Hotel construction pipeline in the region has registered a marginal increase of 2.0 per cent in the second quarter of the year, compared to year-ago, with luxury and upscale chains comprising 77 per cent of total projects, Lodging Econometrics survey has revealed in a report.
The report, “Q2 2024 Middle East Hotel Construction Pipeline Trend Report,” said the UAE along with four other countries represent 94 per cent of the projects and 95 per cent of the rooms in the Middle East’s total pipeline.
While the UAE has 87 projects and 22,831 rooms in the construction pipeline, Saudi Arabia has the highest number of projects under way in Q2 at an all-time high of 320 projects and 79,756 rooms. Egypt also hit record highs in Q2 with 107 projects and 26,185 rooms. Oman has 28 projects with 5,009 rooms and Qatar has 27 projects and 6,482 rooms.
In the first half of 2024, 35 new hotels with 6,308 rooms opened in the Middle East. An additional 66 new hotels with 13,723 rooms are scheduled to open by year-end.
According to Lodging Econometrics, the new hotel openings are forecast to increase slightly in 2025 to 102 new hotels with 25,914 rooms, and further in 2026 with 121 new hotels and 24,766 rooms expected to open.
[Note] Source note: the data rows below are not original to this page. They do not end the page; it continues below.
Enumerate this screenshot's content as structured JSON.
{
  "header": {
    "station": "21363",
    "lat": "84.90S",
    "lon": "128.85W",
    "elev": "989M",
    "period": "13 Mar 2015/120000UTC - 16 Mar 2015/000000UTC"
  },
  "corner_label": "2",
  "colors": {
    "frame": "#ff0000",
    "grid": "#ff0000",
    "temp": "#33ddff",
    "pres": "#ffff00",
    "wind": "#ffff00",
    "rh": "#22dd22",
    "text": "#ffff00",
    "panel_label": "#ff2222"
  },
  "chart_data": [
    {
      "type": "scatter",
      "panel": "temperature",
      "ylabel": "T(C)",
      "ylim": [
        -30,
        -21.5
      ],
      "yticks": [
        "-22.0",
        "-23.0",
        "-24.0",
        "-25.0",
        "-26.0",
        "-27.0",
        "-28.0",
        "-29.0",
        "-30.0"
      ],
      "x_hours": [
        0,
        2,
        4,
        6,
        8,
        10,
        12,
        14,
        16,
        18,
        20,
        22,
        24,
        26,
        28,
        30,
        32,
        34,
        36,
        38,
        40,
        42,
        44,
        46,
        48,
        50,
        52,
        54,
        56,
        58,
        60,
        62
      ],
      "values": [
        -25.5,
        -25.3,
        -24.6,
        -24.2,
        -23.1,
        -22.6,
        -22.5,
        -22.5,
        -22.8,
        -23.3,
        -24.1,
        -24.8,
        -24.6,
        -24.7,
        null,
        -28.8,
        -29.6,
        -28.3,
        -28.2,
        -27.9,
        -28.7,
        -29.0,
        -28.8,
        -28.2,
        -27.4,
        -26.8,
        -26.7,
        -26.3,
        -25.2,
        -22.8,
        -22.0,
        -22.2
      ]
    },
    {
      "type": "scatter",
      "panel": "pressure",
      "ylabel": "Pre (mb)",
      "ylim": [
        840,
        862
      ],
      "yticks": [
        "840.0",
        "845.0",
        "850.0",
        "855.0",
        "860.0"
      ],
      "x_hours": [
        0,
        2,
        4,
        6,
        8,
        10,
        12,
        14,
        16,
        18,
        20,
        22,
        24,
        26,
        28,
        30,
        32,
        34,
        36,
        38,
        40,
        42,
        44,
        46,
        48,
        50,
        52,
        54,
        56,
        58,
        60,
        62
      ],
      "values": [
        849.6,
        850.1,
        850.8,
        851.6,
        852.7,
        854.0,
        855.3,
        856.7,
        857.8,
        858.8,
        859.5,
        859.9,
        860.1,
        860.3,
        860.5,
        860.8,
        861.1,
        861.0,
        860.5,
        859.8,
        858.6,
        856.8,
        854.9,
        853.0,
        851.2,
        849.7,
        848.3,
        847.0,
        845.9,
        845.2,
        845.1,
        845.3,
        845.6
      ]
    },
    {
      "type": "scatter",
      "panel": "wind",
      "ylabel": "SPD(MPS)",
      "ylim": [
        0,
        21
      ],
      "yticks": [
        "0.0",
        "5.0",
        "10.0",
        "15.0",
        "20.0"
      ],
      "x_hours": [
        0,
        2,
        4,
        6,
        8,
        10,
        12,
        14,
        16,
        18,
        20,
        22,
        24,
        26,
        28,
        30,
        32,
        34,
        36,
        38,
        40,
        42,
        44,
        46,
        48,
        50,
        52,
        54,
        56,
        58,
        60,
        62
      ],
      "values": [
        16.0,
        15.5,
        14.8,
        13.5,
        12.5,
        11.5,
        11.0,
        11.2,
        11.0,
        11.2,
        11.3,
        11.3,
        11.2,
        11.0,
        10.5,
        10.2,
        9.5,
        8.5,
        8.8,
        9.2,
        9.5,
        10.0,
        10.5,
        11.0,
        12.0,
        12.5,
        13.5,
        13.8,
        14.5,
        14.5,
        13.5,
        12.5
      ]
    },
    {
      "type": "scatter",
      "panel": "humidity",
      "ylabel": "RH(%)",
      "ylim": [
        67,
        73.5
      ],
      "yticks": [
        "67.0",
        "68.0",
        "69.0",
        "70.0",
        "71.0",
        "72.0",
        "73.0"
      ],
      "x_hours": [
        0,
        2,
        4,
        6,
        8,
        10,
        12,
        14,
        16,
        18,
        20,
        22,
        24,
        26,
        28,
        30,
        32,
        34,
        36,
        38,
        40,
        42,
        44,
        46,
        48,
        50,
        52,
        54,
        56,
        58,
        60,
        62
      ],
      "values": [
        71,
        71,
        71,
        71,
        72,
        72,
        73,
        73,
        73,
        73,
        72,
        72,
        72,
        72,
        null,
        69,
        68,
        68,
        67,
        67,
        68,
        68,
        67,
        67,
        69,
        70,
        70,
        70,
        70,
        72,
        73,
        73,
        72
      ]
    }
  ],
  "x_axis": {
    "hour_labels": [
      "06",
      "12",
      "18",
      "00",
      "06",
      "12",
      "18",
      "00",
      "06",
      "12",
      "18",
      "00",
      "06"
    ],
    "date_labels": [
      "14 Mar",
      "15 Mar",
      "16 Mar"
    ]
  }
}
Cavendish Maxwell projected in its latest report that with around 15,000 new rooms expected by the end of 2027 Dubai’s hospitality sector is not only thriving but is also a vital component of the emirate’s economic diversification strategy. While the city’s position as a leading global tourism destination appears secure, the industry faces challenges such as rising construction costs and heightened competition, necessitating a focus on innovation and sustainability, said the report.
Lodging Econometrics’ report noted that nearly 300 projects with 80,867 rooms are currently under construction throughout the Middle East. Projects scheduled to start construction in the next 12 months have seen a significant rise, with 145 projects and 34,706 rooms, marking a 42 pc YOY increase in projects and a 45 pc increase in rooms.
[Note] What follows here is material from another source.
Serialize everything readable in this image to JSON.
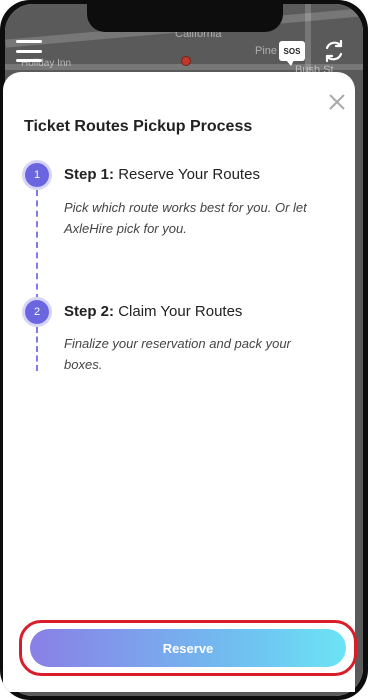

The report says that projects in early planning at the close of the second quarter stand at 162 projects with 31,515 rooms.
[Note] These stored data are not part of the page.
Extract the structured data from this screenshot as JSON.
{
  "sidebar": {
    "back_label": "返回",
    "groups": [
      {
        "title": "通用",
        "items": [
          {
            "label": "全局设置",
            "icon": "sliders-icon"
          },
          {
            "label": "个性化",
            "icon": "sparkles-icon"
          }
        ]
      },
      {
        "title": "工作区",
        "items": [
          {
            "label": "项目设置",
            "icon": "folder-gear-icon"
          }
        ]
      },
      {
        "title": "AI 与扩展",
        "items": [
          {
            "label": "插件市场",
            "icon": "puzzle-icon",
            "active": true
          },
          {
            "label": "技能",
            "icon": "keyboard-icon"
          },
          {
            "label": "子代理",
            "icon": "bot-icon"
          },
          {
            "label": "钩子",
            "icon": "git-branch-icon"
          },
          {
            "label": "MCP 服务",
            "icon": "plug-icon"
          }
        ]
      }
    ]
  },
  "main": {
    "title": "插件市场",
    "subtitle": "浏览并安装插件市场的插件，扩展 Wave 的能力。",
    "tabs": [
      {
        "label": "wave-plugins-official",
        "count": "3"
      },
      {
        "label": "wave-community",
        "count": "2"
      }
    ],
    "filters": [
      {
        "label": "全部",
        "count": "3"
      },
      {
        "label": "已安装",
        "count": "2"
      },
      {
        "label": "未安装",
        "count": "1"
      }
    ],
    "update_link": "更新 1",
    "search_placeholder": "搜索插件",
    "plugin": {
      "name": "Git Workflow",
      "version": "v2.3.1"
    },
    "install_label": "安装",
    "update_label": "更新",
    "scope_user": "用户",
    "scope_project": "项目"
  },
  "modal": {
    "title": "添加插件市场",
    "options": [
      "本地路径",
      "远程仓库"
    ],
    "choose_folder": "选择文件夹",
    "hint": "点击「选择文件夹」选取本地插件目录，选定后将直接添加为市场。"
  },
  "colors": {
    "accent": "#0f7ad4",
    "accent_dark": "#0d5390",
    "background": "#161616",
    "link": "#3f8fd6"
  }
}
According to the analysis, three chain scales dominated the Middle East’s total pipeline in the second quarter, accounting for 77 per cent of projects and 79 per cent of rooms.
Luxury chains lead in the region with 162 projects and 36,342 rooms, followed by the upscale chain scale with 158 projects with 42,956 rooms, and the upper upscale chain scale with 148 projects with 36,213 rooms.
In Dubai, the four-star category experienced the most significant growth compared to the previous year, with 436 new rooms delivered, marking a remarkable 216 per cent increase over H1 2023, according to the Cavendish Maxwell report.
The five-star segment also saw impressive gains, with 1,681 new rooms coming online, representing a 111 per cent rise. “Overall, high-end accommodations remain prevalent, with approximately 67 per cent of the inventory classified as luxury, upper upscale, or upscale as of June 2024. Midscale and economy hotels made up 27 per cent and 5.0 per cent of the inventory, respectively,” said the report.
The Lodging Econometrics report said the cities leading in project counts at Q2 are Saudi-capital Riyadh with 89 projects and 17,784 rooms, Jeddah with 58 projects and 12,248 rooms, and the Egyptian capital of Cairo with 39 projects and 8,789 rooms. Doha follows with 24 projects and 5,794 rooms and then Saudi Arabia’s Makkah with 22 projects and 14,353 rooms.